Board of Revenue Estimates approves a $478 million revenue write-down during the current and next fiscal year.
In the final meeting for two of its three members, the Maryland Board of Revenue Estimates voted today to lower state revenue projections for fiscal 2023 by $77.4 million. The Board, which consists of Comptroller Brooke Lierman, Treasurer Dereck Davis, and Budget Secretary Helene Grady, also lowered revenue projections for fiscal 2024 by $400.3 million.
Maryland Revenues and Economy Slowed Faster Than Anticipated
Year-to-date revenue, which was performing as expected, has slowed in the last few months and, in total, is now below the December forecast.
The March forecast includes greater decreases in nonwage income. Estimated payments, which were increasing, sharply declined for the 4th quarter of the tax year 2022. The March forecast adjusts downward sales and use tax and withholding revenue due to recent under-attainment. Corporate income tax revenue and interest income revenue are above expectations, partially offsetting the decrease in the personal income tax and sales and use tax forecast.
Non-wage income and capital gains remain at very high levels. Almost 1 out of every 5 dollars in the State’s general fund comes from nonwage income, which has proven to be a volatile revenue stream. However, an economic downturn could cause these revenue streams to decrease as interest rates climb and the stock market wobbles.
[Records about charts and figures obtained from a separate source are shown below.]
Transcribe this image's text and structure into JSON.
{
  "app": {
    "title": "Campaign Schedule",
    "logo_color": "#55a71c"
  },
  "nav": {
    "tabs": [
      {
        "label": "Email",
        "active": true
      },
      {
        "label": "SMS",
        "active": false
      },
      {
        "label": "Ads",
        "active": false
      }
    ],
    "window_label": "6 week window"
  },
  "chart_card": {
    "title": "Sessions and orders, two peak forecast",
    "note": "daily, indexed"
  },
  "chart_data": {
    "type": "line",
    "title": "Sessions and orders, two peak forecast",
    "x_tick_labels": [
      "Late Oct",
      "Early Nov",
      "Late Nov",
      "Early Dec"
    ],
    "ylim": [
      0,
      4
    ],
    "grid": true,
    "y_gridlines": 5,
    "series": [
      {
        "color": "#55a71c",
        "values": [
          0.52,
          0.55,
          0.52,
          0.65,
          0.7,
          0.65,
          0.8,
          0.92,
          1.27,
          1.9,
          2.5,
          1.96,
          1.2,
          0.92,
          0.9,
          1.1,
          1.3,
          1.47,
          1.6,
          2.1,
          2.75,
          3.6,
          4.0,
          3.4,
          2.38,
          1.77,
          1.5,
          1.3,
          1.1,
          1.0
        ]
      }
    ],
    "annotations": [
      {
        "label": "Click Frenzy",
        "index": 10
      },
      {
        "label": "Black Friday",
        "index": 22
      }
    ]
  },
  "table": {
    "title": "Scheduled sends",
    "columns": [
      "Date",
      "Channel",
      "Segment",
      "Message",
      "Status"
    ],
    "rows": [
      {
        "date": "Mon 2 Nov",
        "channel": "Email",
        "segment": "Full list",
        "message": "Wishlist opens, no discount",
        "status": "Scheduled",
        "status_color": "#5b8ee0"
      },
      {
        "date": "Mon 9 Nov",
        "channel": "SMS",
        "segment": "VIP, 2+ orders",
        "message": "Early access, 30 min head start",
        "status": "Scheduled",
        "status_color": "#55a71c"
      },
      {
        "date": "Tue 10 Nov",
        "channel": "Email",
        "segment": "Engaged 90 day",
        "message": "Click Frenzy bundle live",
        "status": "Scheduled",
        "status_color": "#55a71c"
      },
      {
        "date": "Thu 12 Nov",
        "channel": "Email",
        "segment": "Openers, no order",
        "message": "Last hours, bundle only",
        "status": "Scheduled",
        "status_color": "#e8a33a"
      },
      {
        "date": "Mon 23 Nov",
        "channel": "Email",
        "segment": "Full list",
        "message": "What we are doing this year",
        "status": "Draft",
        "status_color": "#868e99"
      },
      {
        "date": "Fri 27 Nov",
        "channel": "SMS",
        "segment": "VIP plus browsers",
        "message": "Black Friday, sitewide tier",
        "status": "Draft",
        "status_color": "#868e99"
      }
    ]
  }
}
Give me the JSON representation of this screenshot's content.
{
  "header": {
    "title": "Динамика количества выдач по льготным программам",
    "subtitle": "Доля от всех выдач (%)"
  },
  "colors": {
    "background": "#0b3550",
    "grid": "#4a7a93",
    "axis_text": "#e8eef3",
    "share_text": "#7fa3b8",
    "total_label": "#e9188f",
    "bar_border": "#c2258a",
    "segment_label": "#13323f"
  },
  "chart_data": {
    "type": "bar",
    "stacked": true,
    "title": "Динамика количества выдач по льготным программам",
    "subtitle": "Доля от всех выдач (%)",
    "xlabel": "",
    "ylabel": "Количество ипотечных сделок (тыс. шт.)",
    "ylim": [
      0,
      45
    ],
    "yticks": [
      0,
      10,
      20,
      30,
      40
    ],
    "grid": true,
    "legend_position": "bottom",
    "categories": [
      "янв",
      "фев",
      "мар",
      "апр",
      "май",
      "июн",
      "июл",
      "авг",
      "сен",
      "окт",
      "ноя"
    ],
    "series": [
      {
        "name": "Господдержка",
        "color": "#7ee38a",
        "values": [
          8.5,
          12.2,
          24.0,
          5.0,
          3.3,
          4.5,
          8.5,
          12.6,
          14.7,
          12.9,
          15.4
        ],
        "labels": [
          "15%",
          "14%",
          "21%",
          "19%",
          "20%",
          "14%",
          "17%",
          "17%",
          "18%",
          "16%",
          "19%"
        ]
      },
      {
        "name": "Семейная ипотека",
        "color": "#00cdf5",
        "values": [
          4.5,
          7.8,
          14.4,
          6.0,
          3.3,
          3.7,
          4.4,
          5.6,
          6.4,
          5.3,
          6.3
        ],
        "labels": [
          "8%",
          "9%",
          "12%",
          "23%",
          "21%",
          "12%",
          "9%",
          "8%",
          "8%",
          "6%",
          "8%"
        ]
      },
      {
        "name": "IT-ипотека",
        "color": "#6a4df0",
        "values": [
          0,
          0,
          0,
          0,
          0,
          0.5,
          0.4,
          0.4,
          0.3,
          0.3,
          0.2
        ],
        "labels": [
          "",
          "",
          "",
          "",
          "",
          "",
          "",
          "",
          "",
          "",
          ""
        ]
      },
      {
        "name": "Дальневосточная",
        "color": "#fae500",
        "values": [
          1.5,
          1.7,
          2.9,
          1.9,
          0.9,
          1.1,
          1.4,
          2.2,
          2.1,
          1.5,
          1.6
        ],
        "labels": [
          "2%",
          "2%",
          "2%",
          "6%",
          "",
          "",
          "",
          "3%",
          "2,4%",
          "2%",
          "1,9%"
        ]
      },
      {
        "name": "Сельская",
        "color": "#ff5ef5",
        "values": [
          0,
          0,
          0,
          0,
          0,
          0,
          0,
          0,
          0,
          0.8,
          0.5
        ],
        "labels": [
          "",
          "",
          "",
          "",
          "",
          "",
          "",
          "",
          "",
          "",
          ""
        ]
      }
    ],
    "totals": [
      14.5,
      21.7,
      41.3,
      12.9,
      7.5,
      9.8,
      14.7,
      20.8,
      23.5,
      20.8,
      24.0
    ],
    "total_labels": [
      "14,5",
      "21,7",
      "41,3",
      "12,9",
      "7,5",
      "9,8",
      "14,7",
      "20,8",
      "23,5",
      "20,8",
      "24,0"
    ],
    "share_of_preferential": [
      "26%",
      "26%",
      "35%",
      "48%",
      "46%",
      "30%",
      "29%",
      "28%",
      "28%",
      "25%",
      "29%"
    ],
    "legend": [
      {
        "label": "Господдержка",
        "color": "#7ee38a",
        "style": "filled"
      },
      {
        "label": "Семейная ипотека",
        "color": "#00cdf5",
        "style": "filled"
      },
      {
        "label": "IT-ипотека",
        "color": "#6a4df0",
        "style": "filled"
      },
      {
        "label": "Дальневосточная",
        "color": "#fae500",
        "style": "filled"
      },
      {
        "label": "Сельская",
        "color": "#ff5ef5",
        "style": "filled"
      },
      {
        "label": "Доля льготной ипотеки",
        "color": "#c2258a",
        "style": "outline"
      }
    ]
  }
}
The Maryland economy appears to be underperforming compared to the national economy in terms of employment and consumer spending, which explains the decreased sales and use tax and withholding income tax forecasts.
According to Comptroller Brooke Lierman:
The revenue forecasts should not be considered alarming, but they should be seen as a flashing yellow light — a warning that the economy of Maryland is seeing the lingering effects of national inflation, with a disproportionate impact being felt by our families making low to moderate incomes. Maryland is not alone in this trend. In our region, both Virginia and New Jersey are also seeing greater-than-expected revenue slowdowns.
The Maryland economy appears to be underperforming compared to the national economy in terms of employment and consumer spending, which explains the decreased sales and use tax and withholding income tax forecasts. On top of that, we have an aging population larger than the national average, ongoing competition for high-wage jobs with our neighboring states, and state coffers that are very dependent on nonwage income tax from the top 1% of tax filers. Almost 1 out of every 5 dollars in our general fund comes from nonwage income, which has proven to be a volatile revenue stream over the years.
This trend is indicative of larger underlying challenges facing our state’s revenue structure and economy. We are experiencing a new baseline or walking speed for our economy that we have yet to fully define.
Moving forward, my office will take a proactive approach to study and better understand the structural changes in our economy and revenue base and the risks, challenges, and opportunities we have. Doing this work is essential to ensure that Maryland’s stakeholders — our business leaders, policymakers, economists, and taxpayers — have access to the data required to make the best possible decisions in a shifting economic environment.